Постижение мира через формы и образы, как, впрочем, и процесс познания мира рациональным, научным путем, воспринималось Брюсовым как некое таинственное действо, сродни религиозному откровению. Наследие писателя не может быть правильно понято и без учета «большого» времени, той «метаисторической» перспективы, которая в качестве важнейшего методологического принципа, как и у большинства русских символистов, лежала в глубинной основе его многочисленных художественных и научных произведений.
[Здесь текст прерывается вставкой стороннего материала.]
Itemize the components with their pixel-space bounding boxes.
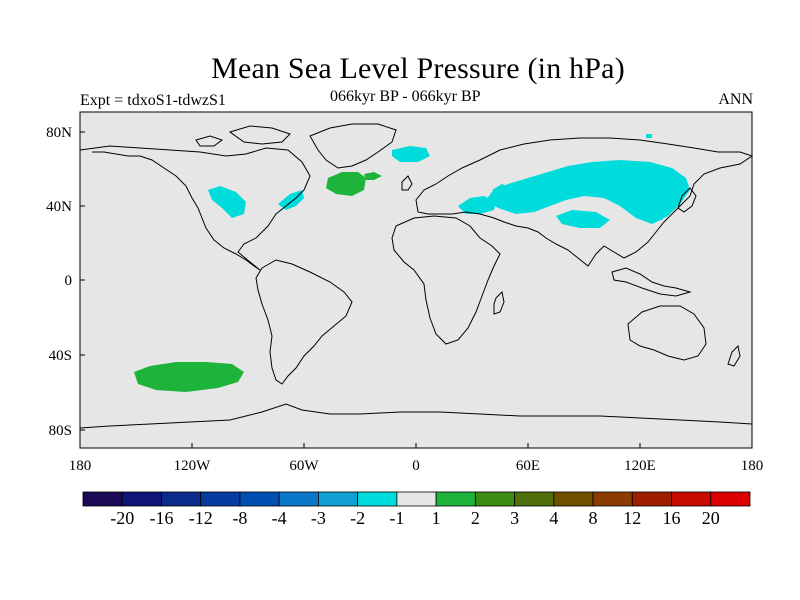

Значение Брюсова для истории русской литературы как смелого поэта-новатора, ученого-стиховеда, наиболее значительного, вслед за Мережковским, представителя «старшего» поколения русских символистов общепринято и неоспоримо. Писатель-энциклопедист, он постоянно стремился соединить в своем творчестве опыт как мировой, так и классической русской литературы, отразить в образах и формах искусства эволюцию и вершину духовно-эстетической «мечты» человечества. Помимо критиков (3.Гиппиус, В.Ходасевич и др.), не очень высоко ставящих поэтическое значение Брюсов, были и те, которые видели в нем подлинного поэта. «Поэтом по призванию», открывшим «новые пути и перепутья», считал, например, писателя В.Ильин (Эссе о русской культуре. С.265–266). Близкую оценку Брюсову дал и Д.Святополк-Мирский, который в статье на смерть поэта утверждал, что «Брюсов останется в истории прежде всего как передовой боец за возрождение в России эстетической культуры и за возвращение поэзии принадлежащего ей по праву места. Великим поэтом он не был, но поэтом был, и лучшее из написанного им навсегда сохранит почетное и неотъемлемое место в сокровищнице русской поэзии (Святополк-Мирский Д. Валерий Яковлевич Брюсов // Современные записки. 1924. № 22. С. 417, 426).